On the substance of the issue, meanwhile, the Journal offers a combination of outright falsehoods and hand-waving. The paper writes, “Job mobility in America hasn’t suffered despite non-compete clauses”; in fact, labor mobility has steadily declined in the U.S. since the 1980s. The Journal asserts that noncompetes “encourage innovation” in the tech sector but declines to grapple with any of the evidence to the contrary, including … the entirety of Silicon Valley: If noncompete agreements are required for innovation, it is rather odd that America’s high-tech sector is headquartered in a state that has prohibited noncompete agreements since the late 19th century.

To be sure, the fact that conservatives have made weak arguments against the FTC’s rule does not mean their avowed commitment to free markets is disingenuous. As noted above, one can theoretically reconcile opposition to the FTC proposal with support for free markets by insisting that the former violates freedom of contract.
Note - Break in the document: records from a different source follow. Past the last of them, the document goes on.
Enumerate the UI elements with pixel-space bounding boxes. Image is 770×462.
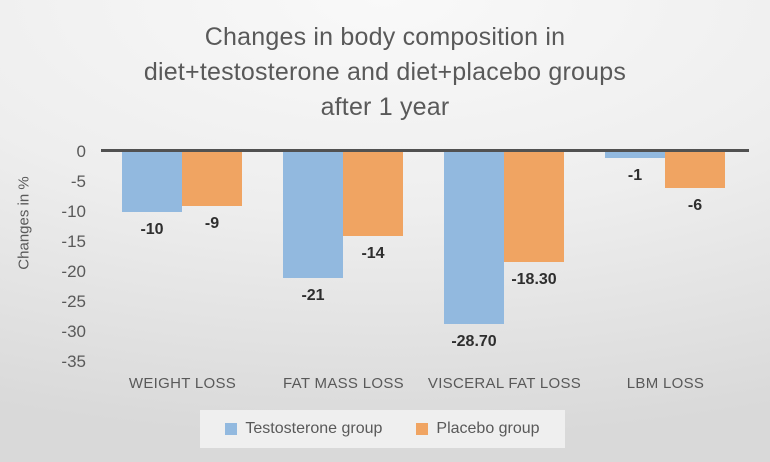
- chart-title: Changes in body composition in diet+test…: [0, 20, 770, 125]
- zero-axis-line: [101, 149, 749, 152]
- y-tick-label: -30: [61, 322, 86, 341]
- category-label-lbm-loss: LBM LOSS: [626, 375, 705, 392]
- bar-value-label: -10: [140, 221, 164, 238]
- bar-value-label: -14: [361, 245, 385, 262]
- bar-placebo-fat-mass-loss: [343, 152, 403, 236]
- bar-value-label: -1: [627, 167, 643, 184]
- bar-placebo-weight-loss: [182, 152, 242, 206]
- category-label-visceral-fat-loss: VISCERAL FAT LOSS: [427, 375, 582, 392]
- y-tick-label: -35: [61, 352, 86, 371]
- legend-swatch-icon: [225, 423, 238, 435]
- y-tick-label: -15: [61, 232, 86, 251]
- bar-testosterone-fat-mass-loss: [283, 152, 343, 278]
- chart-title-line-1: Changes in body composition in: [204, 23, 566, 51]
- chart-legend: Testosterone group Placebo group: [200, 410, 565, 448]
- bar-value-label: -21: [301, 287, 325, 304]
- category-label-fat-mass-loss: FAT MASS LOSS: [283, 375, 404, 392]
- legend-label: Testosterone group: [245, 420, 383, 437]
- chart-title-line-3: after 1 year: [320, 93, 450, 121]
- y-tick-label: -10: [61, 202, 86, 221]
- legend-swatch-icon: [416, 423, 429, 435]
- legend-item-testosterone: Testosterone group: [225, 420, 382, 438]
- y-tick-label: 0: [76, 142, 86, 161]
- bar-placebo-visceral-fat-loss: [504, 152, 564, 262]
- bar-value-label: -6: [687, 197, 703, 214]
- y-tick-label: -25: [61, 292, 86, 311]
- y-tick-label: -5: [70, 172, 86, 191]
- bar-testosterone-weight-loss: [122, 152, 182, 212]
- category-label-weight-loss: WEIGHT LOSS: [128, 375, 237, 392]
- bar-testosterone-visceral-fat-loss: [444, 152, 504, 325]
- bar-value-label: -9: [204, 215, 220, 232]
- bar-value-label: -18.30: [511, 270, 557, 288]
- y-tick-label: -20: [61, 262, 86, 281]
- bar-value-label: -28.70: [451, 333, 497, 351]
- chart-title-line-2: diet+testosterone and diet+placebo group…: [143, 58, 627, 86]
- legend-item-placebo: Placebo group: [416, 420, 540, 438]
- bar-placebo-lbm-loss: [665, 152, 725, 188]
- y-axis-title: Changes in %: [15, 176, 33, 270]
- bar-testosterone-lbm-loss: [605, 152, 665, 158]
- legend-label: Placebo group: [436, 420, 540, 437]
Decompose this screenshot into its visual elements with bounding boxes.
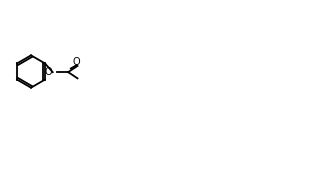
- Text: O: O: [72, 57, 80, 67]
- Text: O: O: [44, 67, 52, 77]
As Lincicome argued on Twitter, “in general, policy should have a strong, general presumption AGAINST government intrusion into private transactions.”
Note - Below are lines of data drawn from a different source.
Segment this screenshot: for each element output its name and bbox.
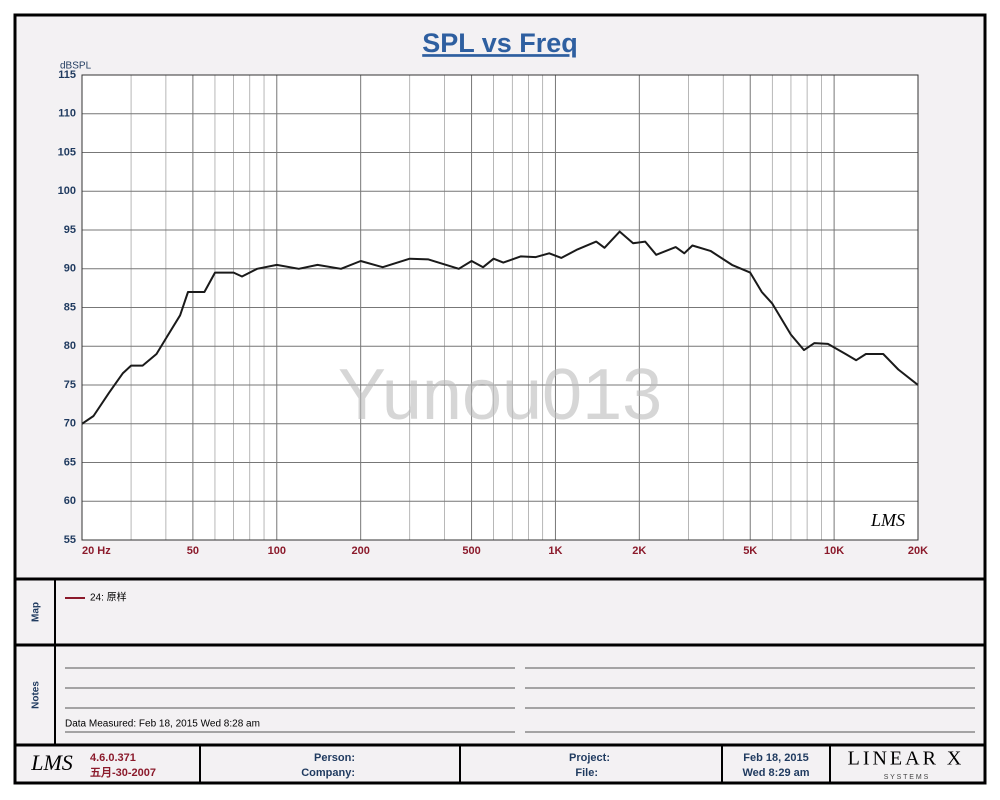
x-tick-label: 500 xyxy=(462,545,480,557)
y-tick-label: 60 xyxy=(64,495,76,507)
x-tick-label: 1K xyxy=(548,545,562,557)
logo: LMS xyxy=(870,510,905,530)
y-tick-label: 55 xyxy=(64,534,76,546)
y-tick-label: 95 xyxy=(64,224,76,236)
x-tick-label: 10K xyxy=(824,545,844,557)
build-date: 五月-30-2007 xyxy=(90,766,156,779)
x-tick-label: 5K xyxy=(743,545,757,557)
x-tick-label: 2K xyxy=(632,545,646,557)
version: 4.6.0.371 xyxy=(90,752,136,764)
person-label: Person: xyxy=(314,752,355,764)
section-label: Notes xyxy=(31,681,42,709)
plot-border xyxy=(81,74,919,541)
watermark: Yunou013 xyxy=(338,355,662,435)
x-tick-label: 50 xyxy=(187,545,199,557)
y-tick-label: 105 xyxy=(58,146,76,158)
y-tick-label: 75 xyxy=(64,379,76,391)
spl-curve xyxy=(81,230,919,425)
note-lines xyxy=(65,667,975,733)
footer-date: Feb 18, 2015 xyxy=(743,752,808,764)
x-tick-label: 200 xyxy=(351,545,369,557)
y-tick-label: 100 xyxy=(58,185,76,197)
y-tick-label: 65 xyxy=(64,456,76,468)
legend-entry: 24: 原样 xyxy=(90,591,127,604)
chart-title: SPL vs Freq xyxy=(422,28,578,58)
company-label: Company: xyxy=(301,767,355,779)
section-label: Map xyxy=(31,602,42,622)
y-tick-label: 110 xyxy=(58,108,76,120)
x-tick-label: 20 Hz xyxy=(82,545,111,557)
y-tick-label: 70 xyxy=(64,418,76,430)
project-label: Project: xyxy=(569,752,610,764)
brand-sub: S Y S T E M S xyxy=(884,774,929,781)
brand: LINEAR X xyxy=(848,748,965,770)
footer-time: Wed 8:29 am xyxy=(742,767,809,779)
x-tick-label: 100 xyxy=(268,545,286,557)
x-tick-label: 20K xyxy=(908,545,928,557)
y-tick-label: 80 xyxy=(64,340,76,352)
footer-logo: LMS xyxy=(30,750,73,775)
plot: 20 Hz 50 100 200 500 1K 2K 5K 10K 20K 55 60 65 70 75 80… xyxy=(58,69,929,557)
file-label: File: xyxy=(575,767,598,779)
y-tick-label: 90 xyxy=(64,263,76,275)
y-tick-label: 115 xyxy=(58,69,76,81)
y-axis-label: dBSPL xyxy=(60,61,92,72)
notes-text: Data Measured: Feb 18, 2015 Wed 8:28 am xyxy=(65,719,260,730)
y-tick-label: 85 xyxy=(64,301,76,313)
Yet the right does not honor that principle with any consistency. When Vedder championed “the right to sell one’s labor services without attenuation” for Cato in 2010, he did so in the name of supporting “right to work” laws. Such laws intrude on private transactions between businesses and workers. In states without right-to-work laws, unionized laborers and firms have the right to freely enter into contracts that require all of a firm’s workers to pay fees that cover the unions’ costs of bargaining, a.k.a. “agency fees.” This is critical for maintaining unions’ finances: If workers are allowed to secure the benefits of collective bargaining (which generally include the services of union lawyers) without paying for them, free riders can drain the union’s funds.

In states without right-to-work laws, workers who detest unions can still choose not to work at firms with such contracts. If they take a job at such a firm anyway, then they’ve freely entered into a labor agreement that mandates paying fees to a union. Yet, in that case, the Cato Institute believes the freedom of contract must be subordinated to the worker’s abstract economic right to sell their labor services however they see fit. In other words: When employers leverage their bargaining power to impose noncompete clauses on workers, we must not intrude upon their freedom of contract. When unionized workers leverage their bargaining power to impose agency fees on free riders, however, the government must intervene to ban such work arrangements.

This is a strange pair of positions for a political movement impartially committed to free-market ideals. It is a quite natural one, however, for a movement principally devoted to perpetuating the economic domination of business owners and bosses.

When markets get in the way of worker domination, to Republicans it’s always the latter that must prevail. And while Republicans sometimes oppose corporate interests, it’s never to protect workers, but because of other core Republican principles like “only rich people should have health insurance” or “queer people should not be treated with dignity.”